Only sophomores or juniors who plan to graduate in 2009 or 2010 and who were judged to have outstanding academic records, significant research experience and high potential for a research career in mathematics, the natural sciences or engineering were eligible for nomination by their universities. Nominees submitted applications that included an essay related to the nominee’s career and faculty recommendations.
ELLIS COUNTY
From Hays 67601
Rachel L. Debes has been selected for a summer 2008 internship at a NASA facility as a scholar in the Motivating Undergraduates in Science and Technology program. One of her faculty advisers described Debes as a “skilled mathematical thinker” and as having “both an intuitive grasp of and a keen interest in biological questions.” This spring, Debes is in Hungary as part of the Budapest Semesters in Mathematics program, a competitive, intense experience for undergraduate mathematics majors in the United States. Last fall, through her KU faculty mentor, Maria Orive, associate professor in ecology and evolutionary biology, who is on sabbatical at Radcliffe Institute at Harvard University, Debes was invited to make a presentation in the lab of John Wakeley, professor of organismal and evolutionary biology at Harvard. During summer 2007, she attended the University of Wisconsin-Madison Summer Institute for Training in Biostatistics. At KU, she is preparing a research project involving population genetics with a doctoral student in Orive’s lab.
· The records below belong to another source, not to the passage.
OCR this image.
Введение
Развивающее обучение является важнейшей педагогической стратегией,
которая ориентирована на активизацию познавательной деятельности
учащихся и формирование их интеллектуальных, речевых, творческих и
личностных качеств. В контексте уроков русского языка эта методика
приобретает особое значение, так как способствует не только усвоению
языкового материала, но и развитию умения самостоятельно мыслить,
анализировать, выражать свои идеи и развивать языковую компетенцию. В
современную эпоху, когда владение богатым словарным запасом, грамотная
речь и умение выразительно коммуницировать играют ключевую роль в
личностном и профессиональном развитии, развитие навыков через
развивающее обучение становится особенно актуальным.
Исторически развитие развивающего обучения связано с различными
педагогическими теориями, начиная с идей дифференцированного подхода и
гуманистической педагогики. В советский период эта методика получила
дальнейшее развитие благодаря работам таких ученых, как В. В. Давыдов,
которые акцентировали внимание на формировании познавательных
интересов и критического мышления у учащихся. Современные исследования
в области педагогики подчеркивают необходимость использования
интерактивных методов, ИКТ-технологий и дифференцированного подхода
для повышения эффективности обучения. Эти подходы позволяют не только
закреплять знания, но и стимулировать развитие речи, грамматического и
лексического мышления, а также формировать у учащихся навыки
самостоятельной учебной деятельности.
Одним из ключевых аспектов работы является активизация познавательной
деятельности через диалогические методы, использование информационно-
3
Debes was selected for University Scholars, KU’s mentoring program offered to 20 top sophomores annually. She is a National Merit Scholar and a Dane G. Hansen Leaders of Tomorrow Achievement Award winner.
LOUISIANA
From Abita Springs 70420 and New Orleans
Rebecca Lynn Totten plans a career of research and teaching in paleontology and isotope geochemistry. One faculty member describes Totten’s passion for vertebrate paleontology and chemistry as “exactly what we need to produce the new breed of paleoenvironmental geoscientists who are capable of tackling those challenging scientific enigmas that have baffled traditional paleontologists and geochemists.” With two faculty mentors — Larry Martin, senior curator at KU’s Natural History Museum, and Luis Gonzalez, associate professor of geology — she is writing an interdisciplinary senior honors thesis examining the isotopic chemistry of Mosasaurs, large aquatic reptiles that swam in prehistoric seas that covered what is now Kansas and Nebraska. Totten is in her third year working as an assistant in the W.M. Keck Paleoenvironmental and Environmental Stable Isotope Laboratory, where she is a member of the Cretaceous research group. She has worked in Spain as a field assistant in research projects with experienced international petroleum geologists and in China, where she was the only undergraduate selected to participate. She was selected for University Scholars, KU’s mentoring program offered to 20 top sophomores annually. She is secretary of Sigma Gamma Epsilon geology honor society and a member of the Osage chapter of the Association of Women Geoscientists. She has a student pilot’s license and is a member of the Experimental Aircraft Association. Totten attributes her interest in science to seventh-grade project in which she investigated the loss of hearing in her left ear. Her project was one of 40 selected for the Discovery Young Scientist Challenge national science fair in Washington, D.C. The fair included a comparative fossil identification challenge that fascinated Totten long after she returned home.